Each plug-in four-wheel-drive Ram 1500 pickup is equipped with a 345-hp, 5.7-liter Hemi V-8 and plug-in hybrid technology, for a combined 399 hp.
Curtis Semak, chief engineer, said the plug-in pickups can operate on battery power for about 50 miles. In combined electric and gasoline mode, the pickups will get about 32 mpg. After the batteries are depleted and the pickup is operating on gasoline, the Ram is expected to average 22 mpg, he said in an interview.
With a full tank of gasoline -- 27 gallons -- and electric assist, the Ram plug-in is expected to have a range of 650 to 700 miles, Bazzi said.
By comparison the production version 2011 4wd Ram pickup averages 13 mpg in the city and 19 on the highway.

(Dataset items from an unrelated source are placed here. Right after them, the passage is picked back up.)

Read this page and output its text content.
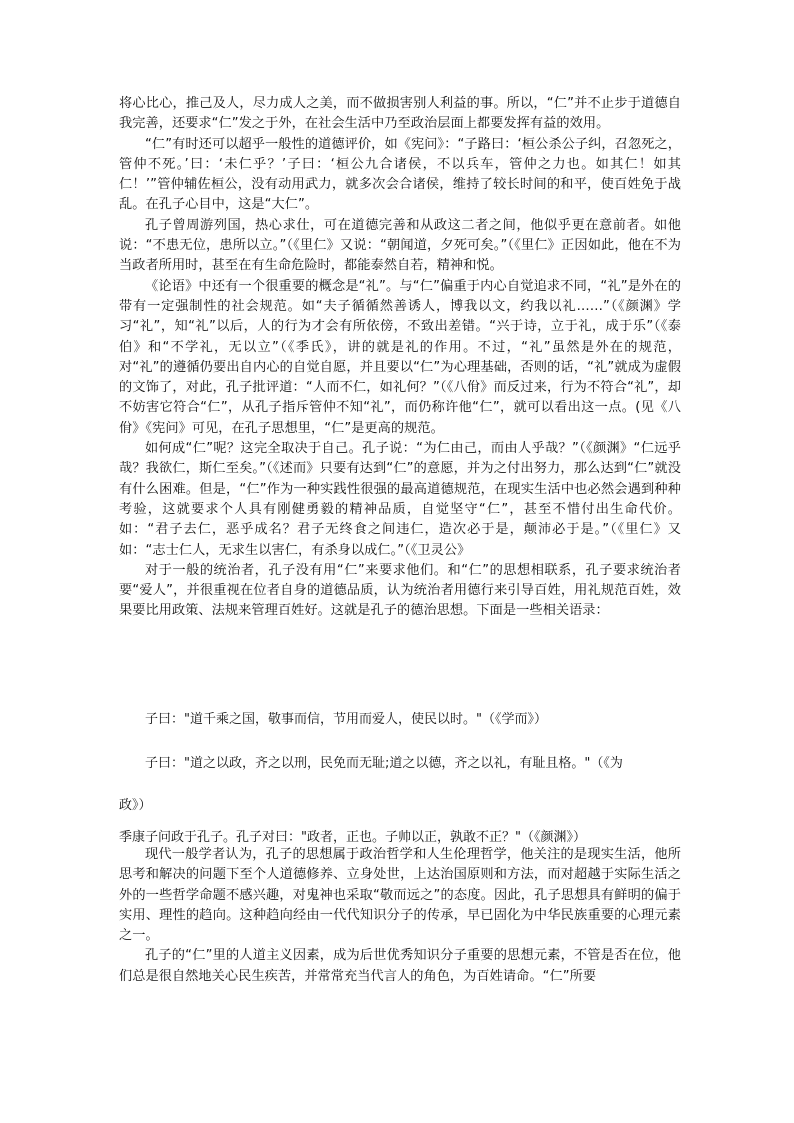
将心比心，推己及人，尽力成人之美，而不做损害别人利益的事。所以，“仁”并不止步于道德自我完善，还要求“仁”发之于外，在社会生活中乃至政治层面上都要发挥有益的效用。

“仁”有时还可以超乎一般性的道德评价，如《宪问》：“子路曰：‘桓公杀公子纠，召忽死之，管仲不死。’曰：‘未仁乎？’子曰：‘桓公九合诸侯，不以兵车，管仲之力也。如其仁！如其仁！’”管仲辅佐桓公，没有动用武力，就多次会合诸侯，维持了较长时间的和平，使百姓免于战乱。在孔子心目中，这是“大仁”。

孔子曾周游列国，热心求仕，可在道德完善和从政这二者之间，他似乎更在意前者。如他说：“不患无位，患所以立。”（《里仁》又说：“朝闻道，夕死可矣。”（《里仁》正因如此，他在不为当政者所用时，甚至在有生命危险时，都能泰然自若，精神和悦。

《论语》中还有一个很重要的概念是“礼”。与“仁”偏重于内心自觉追求不同，“礼”是外在的带有一定强制性的社会规范。如“夫子循循然善诱人，博我以文，约我以礼……”（《颜渊》学习“礼”，知“礼”以后，人的行为才会有所依傍，不致出差错。“兴于诗，立于礼，成于乐”（《泰伯》和“不学礼，无以立”（《季氏》，讲的就是礼的作用。不过，“礼”虽然是外在的规范，对“礼”的遵循仍要出自内心的自觉自愿，并且要以“仁”为心理基础，否则的话，“礼”就成为虚假的文饰了，对此，孔子批评道：“人而不仁，如礼何？”（《八佾》而反过来，行为不符合“礼”，却不妨害它符合“仁”，从孔子指斥管仲不知“礼”，而仍称许他“仁”，就可以看出这一点。(见《八佾》《宪问》可见，在孔子思想里，“仁”是更高的规范。

如何成“仁”呢？这完全取决于自己。孔子说：“为仁由己，而由人乎哉？”（《颜渊》“仁远乎哉？我欲仁，斯仁至矣。”（《述而》只要有达到“仁”的意愿，并为之付出努力，那么达到“仁”就没有什么困难。但是，“仁”作为一种实践性很强的最高道德规范，在现实生活中也必然会遇到种种考验，这就要求个人具有刚健勇毅的精神品质，自觉坚守“仁”，甚至不惜付出生命代价。如：“君子去仁，恶乎成名？君子无终食之间违仁，造次必于是，颠沛必于是。”（《里仁》又如：“志士仁人，无求生以害仁，有杀身以成仁。”（《卫灵公》

对于一般的统治者，孔子没有用“仁”来要求他们。和“仁”的思想相联系，孔子要求统治者要“爱人”，并很重视在位者自身的道德品质，认为统治者用德行来引导百姓，用礼规范百姓，效果要比用政策、法规来管理百姓好。这就是孔子的德治思想。下面是一些相关语录：

子曰："道千乘之国，敬事而信，节用而爱人，使民以时。"（《学而》）
子曰："道之以政，齐之以刑，民免而无耻;道之以德，齐之以礼，有耻且格。"（《为
政》）
季康子问政于孔子。孔子对曰："政者，正也。子帅以正，孰敢不正？"（《颜渊》）

现代一般学者认为，孔子的思想属于政治哲学和人生伦理哲学，他关注的是现实生活，他所思考和解决的问题下至个人道德修养、立身处世，上达治国原则和方法，而对超越于实际生活之外的一些哲学命题不感兴趣，对鬼神也采取“敬而远之”的态度。因此，孔子思想具有鲜明的偏于实用、理性的趋向。这种趋向经由一代代知识分子的传承，早已固化为中华民族重要的心理元素之一。

孔子的“仁”里的人道主义因素，成为后世优秀知识分子重要的思想元素，不管是否在位，他们总是很自然地关心民生疾苦，并常常充当代言人的角色，为百姓请命。“仁”所要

In addition to Yuma, the plug-in pickups will be assigned to utilities or government agencies in California, Hawaii, Massachusetts and North Dakota. The states were selected to evaluate the trucks under various temperature ranges, urban traffic cycles, diverse climates and extreme elevations.
All of the plug-in pickups are expected to be delivered by the end of summer.
Each Ram plug-in hybrid includes a liquid-cooled 12.9-kilowatt-hour lithium ion battery pack and a 6.6-kilowatt onboard charger. Additional features include AC power generation of up to 6.6 kilowatts, directional charging; reverse power flow, and regenerative braking.
The front axle is automatically disconnected from the powertrain to improve fuel economy when the system detects 4wd is not needed. The powertrain also includes a two-mode hybrid transmission.
The battery pack -- located under the second seat -- is liquid cooled to help maintain a consistent battery temperature.
For contractors, a 240-volt/30-amp four-prong outlet and 120-volt/20-amp duplex outlet power strip is located in the rear box.